Note: To ensure performance on wide datasets, the causal graph is built using the Target and the top 14 features most correlated with it (instead of just high variance).
if profile.causal_graph:
print(f"Graph has {len(profile.causal_graph.nodes)} nodes and {len(profile.causal_graph.edges)} edges.")
for edge in profile.causal_graph.edges:
# Types: "directed" (->), "undirected" (--), "bidirected" (<->)
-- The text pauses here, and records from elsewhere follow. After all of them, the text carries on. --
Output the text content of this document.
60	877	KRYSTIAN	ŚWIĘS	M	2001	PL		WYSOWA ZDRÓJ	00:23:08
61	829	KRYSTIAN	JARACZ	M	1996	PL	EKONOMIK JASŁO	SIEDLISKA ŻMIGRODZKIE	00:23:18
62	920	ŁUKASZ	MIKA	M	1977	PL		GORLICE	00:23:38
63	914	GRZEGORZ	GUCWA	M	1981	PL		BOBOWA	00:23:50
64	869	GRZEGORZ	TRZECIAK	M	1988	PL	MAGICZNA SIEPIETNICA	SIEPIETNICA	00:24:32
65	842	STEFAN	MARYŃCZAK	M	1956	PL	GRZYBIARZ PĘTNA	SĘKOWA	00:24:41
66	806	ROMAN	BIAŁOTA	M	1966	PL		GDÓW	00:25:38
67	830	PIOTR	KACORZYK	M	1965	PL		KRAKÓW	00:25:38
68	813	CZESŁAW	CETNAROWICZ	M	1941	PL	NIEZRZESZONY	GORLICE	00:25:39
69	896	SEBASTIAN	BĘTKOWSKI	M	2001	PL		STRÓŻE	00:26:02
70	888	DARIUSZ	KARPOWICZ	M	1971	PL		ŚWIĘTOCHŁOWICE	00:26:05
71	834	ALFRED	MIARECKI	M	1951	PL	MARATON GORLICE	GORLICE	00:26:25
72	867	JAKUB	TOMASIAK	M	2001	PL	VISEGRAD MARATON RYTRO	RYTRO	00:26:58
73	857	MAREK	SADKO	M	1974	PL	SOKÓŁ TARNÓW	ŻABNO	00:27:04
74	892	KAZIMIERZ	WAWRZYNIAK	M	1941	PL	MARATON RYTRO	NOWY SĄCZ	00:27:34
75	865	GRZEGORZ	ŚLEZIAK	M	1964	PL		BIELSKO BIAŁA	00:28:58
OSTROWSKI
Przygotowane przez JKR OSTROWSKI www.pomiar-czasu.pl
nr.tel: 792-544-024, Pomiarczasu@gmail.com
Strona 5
print(f"{edge.source} {edge.type} {edge.target}")
4. Geospatial Analysis
Automatically detects Latitude/Longitude columns and computes bounding boxes and centroids.
if profile.geospatial:
print(f"Bounds: {profile.geospatial.min_lat}, {profile.geospatial.min_lon} to {profile.geospatial.max_lat}, {profile.geospatial.max_lon}")
print(f"Centroid: {profile.geospatial.centroid_lat}, {profile.geospatial.centroid_lon}")
5. Time Series Analysis
Detects datetime columns and analyzes trends and seasonality. It automatically adjusts the resampling interval (e.g., 1s, 1h, 1d) based on the data duration to provide meaningful trend lines.
if profile.timeseries:
print(f"Time Column: {profile.timeseries.date_col}")
# Access trend data
for point in profile.timeseries.trend[:5]:
print(f"Date: {point.date}, Value: {point.values}")
6. Smart Date Detection
Skyulf uses a robust "Tournament Strategy" to correctly identify date formats in ambiguous columns (e.g., distinguishing between MM/DD/YYYY and DD/MM/YYYY).
How it works:
1. Heuristic Check: First, it checks column names for keywords like date, time, created_at to avoid expensive parsing on non-date columns.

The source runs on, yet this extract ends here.